NORMAN — Dear Dr. Fox: I find myself in search of a 1- or 2-year-old dog to adopt and bring into my heart. I have always had purebreds, so I thought this would be the time to help. Well, so far it’s for naught. I found a dog on a rescue website and he was a thousand miles away, so I had him driven up, only to find out he had been misrepresented. He had severe separation anxiety and acted like he had never been in a house. He kept trying to get out a window, so I made the decision to send him back and lose the transport fee.
That is my problem: All the dogs advertised locally seem to be in Texas or elsewhere. Is that what it’s come to — having to choose a companion from a photo and phone call? Then the rescue groups expect you to deal with all the animal’s issues, and it’s your fault if it fails. Dogs in local pounds have not been tested like those in foster homes, so I don’t really want to bring in a dog I cannot trust.
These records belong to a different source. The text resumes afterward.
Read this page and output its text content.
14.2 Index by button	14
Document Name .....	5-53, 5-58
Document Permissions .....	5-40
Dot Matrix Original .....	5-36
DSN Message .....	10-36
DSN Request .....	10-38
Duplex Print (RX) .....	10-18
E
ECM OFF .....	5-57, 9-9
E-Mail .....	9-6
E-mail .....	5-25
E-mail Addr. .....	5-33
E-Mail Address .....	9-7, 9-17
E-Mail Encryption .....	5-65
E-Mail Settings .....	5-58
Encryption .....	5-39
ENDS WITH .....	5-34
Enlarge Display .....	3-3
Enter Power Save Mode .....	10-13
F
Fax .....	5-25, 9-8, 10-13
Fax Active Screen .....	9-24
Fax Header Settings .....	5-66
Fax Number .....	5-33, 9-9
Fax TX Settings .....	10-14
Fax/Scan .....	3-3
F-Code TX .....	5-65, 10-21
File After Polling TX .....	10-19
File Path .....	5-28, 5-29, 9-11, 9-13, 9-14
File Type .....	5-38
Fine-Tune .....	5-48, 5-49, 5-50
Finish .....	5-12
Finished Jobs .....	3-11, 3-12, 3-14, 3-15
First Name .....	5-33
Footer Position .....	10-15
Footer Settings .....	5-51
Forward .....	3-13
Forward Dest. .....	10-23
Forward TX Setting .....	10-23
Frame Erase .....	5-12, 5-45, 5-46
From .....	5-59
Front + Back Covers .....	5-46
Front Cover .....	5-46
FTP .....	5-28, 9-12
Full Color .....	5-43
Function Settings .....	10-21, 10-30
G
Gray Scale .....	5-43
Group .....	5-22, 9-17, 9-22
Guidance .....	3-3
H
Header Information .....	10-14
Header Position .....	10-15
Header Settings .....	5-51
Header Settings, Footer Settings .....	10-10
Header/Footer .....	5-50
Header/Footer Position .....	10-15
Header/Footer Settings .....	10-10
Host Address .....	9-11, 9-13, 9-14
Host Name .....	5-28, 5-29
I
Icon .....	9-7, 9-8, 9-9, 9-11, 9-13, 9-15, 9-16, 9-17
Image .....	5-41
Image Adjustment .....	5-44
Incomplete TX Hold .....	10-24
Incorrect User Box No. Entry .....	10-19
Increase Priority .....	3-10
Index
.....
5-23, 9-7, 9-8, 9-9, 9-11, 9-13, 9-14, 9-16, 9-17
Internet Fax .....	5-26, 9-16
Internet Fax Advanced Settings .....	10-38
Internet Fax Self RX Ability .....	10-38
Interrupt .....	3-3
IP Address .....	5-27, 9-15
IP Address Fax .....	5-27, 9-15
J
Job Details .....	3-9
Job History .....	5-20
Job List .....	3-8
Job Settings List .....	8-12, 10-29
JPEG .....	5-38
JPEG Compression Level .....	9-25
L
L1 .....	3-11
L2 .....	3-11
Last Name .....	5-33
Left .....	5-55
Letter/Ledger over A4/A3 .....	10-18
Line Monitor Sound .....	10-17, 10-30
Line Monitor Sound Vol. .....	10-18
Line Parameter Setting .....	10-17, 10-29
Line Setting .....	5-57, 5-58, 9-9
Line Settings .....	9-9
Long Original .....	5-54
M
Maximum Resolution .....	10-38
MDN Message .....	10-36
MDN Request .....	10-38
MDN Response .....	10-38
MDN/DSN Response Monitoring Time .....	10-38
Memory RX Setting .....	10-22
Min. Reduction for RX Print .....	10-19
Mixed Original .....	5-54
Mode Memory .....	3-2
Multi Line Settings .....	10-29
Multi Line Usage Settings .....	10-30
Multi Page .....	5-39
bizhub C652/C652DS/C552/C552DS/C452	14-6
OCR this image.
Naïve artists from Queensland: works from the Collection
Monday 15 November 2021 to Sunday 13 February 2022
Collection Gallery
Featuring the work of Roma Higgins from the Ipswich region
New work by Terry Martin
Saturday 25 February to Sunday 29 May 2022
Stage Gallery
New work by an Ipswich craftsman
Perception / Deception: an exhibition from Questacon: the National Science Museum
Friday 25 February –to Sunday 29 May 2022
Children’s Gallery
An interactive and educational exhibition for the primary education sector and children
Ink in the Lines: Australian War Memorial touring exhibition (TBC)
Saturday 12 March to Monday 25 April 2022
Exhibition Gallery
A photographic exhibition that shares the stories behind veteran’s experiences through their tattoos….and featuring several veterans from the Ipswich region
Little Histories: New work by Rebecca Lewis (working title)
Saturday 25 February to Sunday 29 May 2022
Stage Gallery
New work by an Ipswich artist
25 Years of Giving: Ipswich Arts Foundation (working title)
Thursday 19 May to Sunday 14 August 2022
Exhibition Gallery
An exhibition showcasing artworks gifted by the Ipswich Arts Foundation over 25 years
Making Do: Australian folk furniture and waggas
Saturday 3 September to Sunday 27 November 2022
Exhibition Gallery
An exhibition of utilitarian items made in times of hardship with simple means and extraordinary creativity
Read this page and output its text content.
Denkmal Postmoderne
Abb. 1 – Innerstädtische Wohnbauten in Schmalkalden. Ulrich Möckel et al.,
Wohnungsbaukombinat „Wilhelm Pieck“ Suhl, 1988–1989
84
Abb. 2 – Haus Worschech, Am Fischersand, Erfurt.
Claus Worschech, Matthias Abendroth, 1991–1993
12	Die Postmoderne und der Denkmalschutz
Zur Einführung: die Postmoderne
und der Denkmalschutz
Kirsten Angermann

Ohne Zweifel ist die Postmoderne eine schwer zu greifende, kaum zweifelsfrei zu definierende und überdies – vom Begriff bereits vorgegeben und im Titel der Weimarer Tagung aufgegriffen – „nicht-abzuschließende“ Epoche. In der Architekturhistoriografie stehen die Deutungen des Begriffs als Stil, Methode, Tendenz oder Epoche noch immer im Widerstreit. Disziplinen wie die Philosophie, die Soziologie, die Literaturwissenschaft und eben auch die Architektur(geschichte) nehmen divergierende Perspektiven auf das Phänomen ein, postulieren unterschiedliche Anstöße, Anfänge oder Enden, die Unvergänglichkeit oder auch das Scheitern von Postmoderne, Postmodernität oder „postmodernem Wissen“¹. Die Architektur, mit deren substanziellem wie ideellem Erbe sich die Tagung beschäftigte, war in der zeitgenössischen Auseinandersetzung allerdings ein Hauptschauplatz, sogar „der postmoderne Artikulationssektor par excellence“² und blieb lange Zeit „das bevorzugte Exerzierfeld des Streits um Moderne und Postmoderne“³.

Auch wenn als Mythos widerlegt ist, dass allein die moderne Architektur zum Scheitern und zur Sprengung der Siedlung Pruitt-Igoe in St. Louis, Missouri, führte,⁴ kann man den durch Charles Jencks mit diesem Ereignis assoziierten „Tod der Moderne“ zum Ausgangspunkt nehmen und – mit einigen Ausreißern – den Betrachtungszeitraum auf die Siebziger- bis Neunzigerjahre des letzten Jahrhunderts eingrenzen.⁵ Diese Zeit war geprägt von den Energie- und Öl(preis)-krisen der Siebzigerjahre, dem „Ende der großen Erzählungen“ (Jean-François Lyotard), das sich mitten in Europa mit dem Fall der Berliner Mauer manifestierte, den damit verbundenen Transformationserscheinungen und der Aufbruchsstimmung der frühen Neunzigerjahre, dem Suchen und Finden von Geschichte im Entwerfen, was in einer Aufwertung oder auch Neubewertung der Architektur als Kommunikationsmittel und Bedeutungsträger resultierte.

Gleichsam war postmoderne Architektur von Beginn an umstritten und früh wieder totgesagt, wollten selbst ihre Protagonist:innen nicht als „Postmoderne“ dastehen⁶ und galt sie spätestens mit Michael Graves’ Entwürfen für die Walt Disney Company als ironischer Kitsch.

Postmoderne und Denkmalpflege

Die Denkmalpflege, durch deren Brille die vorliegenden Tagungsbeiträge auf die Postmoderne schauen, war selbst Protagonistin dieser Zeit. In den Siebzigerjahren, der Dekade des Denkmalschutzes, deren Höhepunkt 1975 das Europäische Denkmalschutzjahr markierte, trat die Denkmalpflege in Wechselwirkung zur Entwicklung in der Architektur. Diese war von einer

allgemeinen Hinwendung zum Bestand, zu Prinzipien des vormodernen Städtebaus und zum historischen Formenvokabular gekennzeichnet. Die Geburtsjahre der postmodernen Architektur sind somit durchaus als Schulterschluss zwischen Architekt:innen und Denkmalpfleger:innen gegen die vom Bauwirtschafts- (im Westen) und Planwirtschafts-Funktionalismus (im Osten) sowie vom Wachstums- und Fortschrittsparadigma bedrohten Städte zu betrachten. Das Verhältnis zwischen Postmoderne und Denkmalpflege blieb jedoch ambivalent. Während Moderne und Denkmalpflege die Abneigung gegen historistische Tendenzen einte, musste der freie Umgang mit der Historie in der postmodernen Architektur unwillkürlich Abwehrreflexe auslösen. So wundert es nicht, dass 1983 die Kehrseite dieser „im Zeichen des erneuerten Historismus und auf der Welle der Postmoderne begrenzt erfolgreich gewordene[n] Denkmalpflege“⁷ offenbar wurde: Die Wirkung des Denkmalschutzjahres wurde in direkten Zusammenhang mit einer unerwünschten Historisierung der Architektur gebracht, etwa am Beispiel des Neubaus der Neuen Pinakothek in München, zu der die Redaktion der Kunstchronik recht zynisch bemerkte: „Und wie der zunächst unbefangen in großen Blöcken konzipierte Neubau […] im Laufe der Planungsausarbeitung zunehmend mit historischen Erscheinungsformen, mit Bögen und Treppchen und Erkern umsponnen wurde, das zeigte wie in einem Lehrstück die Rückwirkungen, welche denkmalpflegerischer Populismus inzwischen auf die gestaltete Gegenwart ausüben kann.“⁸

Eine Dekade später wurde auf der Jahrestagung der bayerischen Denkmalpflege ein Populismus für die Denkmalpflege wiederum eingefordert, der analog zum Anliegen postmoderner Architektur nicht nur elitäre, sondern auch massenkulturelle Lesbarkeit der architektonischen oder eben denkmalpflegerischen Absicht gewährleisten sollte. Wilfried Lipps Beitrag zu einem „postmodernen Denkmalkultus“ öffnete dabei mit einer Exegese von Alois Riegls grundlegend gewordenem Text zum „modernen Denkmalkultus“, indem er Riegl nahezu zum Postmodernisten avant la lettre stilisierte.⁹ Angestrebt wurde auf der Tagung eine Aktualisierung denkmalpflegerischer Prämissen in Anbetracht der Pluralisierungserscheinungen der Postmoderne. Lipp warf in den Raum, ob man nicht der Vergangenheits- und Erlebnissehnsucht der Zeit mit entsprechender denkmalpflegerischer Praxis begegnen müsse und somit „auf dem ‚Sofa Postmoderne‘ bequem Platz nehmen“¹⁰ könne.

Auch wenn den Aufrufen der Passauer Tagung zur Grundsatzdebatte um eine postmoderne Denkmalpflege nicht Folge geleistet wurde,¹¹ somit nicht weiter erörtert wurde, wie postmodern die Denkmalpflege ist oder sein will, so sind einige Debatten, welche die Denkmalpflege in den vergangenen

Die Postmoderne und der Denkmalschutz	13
Please help. Is there a better solution to my wanting a mutt? This cannot be good for the poor dogs.
— L.W., Pawcatuck, Conn.
Dear L.W: First of all, I appreciate your dedication to rescuing a dog. It sounds like your first experience was with a puppy-mill breeder’s dog who spent all his or her life in a cage or pen and was never properly socialized. As I document in my book “Inhumane Society: The American Way of Exploiting Animals,” these commercial puppy breeding operations are an abomination and should be outlawed. But money rules in this culture of mammon, so I advise all prospective dog owners to adopt from the shelter or visit a local, in-home breeder to see the facilities and the pups’ parents. Never buy online or from a pet store.